Talk
TALK, verb intransitive tauk.
1. To converse familiarly; to speak, as in familiar discourse, when two or more persons interchange thoughts.
I will buy with you, sell with you, talk with you; but I will not eat with you.
In Aesop's time
When all things talk'd, and talk'd in rhyme.
I will come down and talk with thee. Numbers 11:17.
Did not our heart burn within us, while he talked with us by the way? Luke 24:14.
2. To prate; to speak impertinently.
3. To talk of, to relate; to tell; to give account. Authors talk of the wonderful remains of Palmyra.
The natural histories of Switzerland talk much of the fall of these rocks, and the great damage done.
So shall I talk of thy wondrous works. Psalms 119:27.
4. To speak; to reason; to confer.
Let me talk with thee of thy judgments. Jeremiah 12:1.
To talk to, in familiar language, to advise or exhort; or to reprove gently. I will talk to my son respecting his conduct.

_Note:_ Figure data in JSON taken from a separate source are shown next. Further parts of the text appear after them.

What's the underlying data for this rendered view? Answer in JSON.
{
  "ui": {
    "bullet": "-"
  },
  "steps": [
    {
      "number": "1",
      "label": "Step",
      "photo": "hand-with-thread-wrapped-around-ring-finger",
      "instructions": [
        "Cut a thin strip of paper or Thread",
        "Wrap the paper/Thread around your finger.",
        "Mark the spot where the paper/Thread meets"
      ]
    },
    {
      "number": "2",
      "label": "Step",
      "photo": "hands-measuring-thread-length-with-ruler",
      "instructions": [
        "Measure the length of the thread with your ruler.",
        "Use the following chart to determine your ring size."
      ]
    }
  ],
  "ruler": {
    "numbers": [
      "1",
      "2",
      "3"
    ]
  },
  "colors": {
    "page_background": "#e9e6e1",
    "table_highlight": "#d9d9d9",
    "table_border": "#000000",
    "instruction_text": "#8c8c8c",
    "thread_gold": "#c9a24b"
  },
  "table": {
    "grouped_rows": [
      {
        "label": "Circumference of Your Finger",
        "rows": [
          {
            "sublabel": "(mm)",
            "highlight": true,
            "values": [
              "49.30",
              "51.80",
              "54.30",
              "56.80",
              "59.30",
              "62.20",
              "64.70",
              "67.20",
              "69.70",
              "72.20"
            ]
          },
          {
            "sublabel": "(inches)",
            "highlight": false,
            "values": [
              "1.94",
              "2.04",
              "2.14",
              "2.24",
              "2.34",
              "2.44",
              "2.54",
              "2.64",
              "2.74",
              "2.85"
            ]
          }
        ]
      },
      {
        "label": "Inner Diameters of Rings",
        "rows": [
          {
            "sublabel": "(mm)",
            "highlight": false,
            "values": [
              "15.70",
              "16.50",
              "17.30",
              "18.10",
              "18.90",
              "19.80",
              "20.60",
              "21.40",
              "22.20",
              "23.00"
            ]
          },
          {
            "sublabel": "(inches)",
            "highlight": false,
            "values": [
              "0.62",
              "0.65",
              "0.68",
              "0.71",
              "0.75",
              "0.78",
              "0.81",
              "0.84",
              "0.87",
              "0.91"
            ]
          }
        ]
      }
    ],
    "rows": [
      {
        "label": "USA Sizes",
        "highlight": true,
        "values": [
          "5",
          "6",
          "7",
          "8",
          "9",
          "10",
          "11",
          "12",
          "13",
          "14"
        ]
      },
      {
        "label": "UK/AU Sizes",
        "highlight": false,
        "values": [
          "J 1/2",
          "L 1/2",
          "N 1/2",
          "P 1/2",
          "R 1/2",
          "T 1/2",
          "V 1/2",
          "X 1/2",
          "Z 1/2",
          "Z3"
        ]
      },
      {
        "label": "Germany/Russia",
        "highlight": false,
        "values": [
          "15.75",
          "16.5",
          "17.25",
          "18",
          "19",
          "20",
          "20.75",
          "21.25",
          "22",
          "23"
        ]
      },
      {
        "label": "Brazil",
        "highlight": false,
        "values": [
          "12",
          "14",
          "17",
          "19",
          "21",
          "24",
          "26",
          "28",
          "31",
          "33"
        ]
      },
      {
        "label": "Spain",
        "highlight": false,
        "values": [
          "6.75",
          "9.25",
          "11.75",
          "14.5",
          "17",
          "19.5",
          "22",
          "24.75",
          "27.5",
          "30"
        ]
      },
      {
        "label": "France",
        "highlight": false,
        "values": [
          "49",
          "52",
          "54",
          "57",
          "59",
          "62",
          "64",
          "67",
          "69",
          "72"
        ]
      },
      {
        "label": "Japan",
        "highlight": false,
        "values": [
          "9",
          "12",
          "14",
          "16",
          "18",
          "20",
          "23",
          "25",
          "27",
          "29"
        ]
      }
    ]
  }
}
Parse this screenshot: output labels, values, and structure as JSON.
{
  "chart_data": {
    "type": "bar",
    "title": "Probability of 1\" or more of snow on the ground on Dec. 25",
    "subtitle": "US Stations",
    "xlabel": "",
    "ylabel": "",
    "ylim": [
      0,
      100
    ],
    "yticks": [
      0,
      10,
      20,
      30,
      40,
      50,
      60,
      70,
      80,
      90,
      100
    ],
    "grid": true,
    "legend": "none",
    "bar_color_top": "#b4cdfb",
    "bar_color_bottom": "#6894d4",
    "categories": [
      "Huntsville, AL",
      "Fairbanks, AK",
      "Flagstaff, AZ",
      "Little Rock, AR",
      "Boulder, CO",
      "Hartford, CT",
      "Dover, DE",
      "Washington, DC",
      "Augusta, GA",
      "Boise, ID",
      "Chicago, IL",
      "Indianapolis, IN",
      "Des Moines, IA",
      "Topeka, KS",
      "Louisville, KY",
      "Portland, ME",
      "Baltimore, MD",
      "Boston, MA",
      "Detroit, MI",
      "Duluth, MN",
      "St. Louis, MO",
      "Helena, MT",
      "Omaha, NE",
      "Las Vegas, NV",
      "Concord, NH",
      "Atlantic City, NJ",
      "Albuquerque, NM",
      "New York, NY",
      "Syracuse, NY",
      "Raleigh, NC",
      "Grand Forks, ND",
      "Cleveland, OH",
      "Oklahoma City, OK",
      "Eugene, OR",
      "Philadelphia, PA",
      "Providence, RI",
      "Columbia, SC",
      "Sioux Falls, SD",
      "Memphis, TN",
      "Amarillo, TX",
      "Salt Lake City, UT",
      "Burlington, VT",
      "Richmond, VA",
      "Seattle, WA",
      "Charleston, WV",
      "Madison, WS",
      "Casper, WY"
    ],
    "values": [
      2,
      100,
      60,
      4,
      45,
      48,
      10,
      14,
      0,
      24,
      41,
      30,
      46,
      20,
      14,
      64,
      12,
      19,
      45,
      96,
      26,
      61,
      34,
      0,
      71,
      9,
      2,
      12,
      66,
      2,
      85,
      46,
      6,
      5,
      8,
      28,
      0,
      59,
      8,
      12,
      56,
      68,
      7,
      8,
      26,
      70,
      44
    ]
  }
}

TALK, noun tauk. Familiar converse; mutual discourse; that which is uttered by one person in familiar conversation, or the mutual converse of two or more.
Should a man full of talk be justified? Job 11:2.
In various talk th' instructive hours they past.
1. Report; rumor.
I hear a talk up and down of raising money.
2. Subject of discourse. This noble achievement is the talk of the whole town.
3. Among the Indians of North America, a public conference, as respecting peace or war, negotiation and the like; or an official verbal communication made from them to another nation or its agents, or made to them by the same.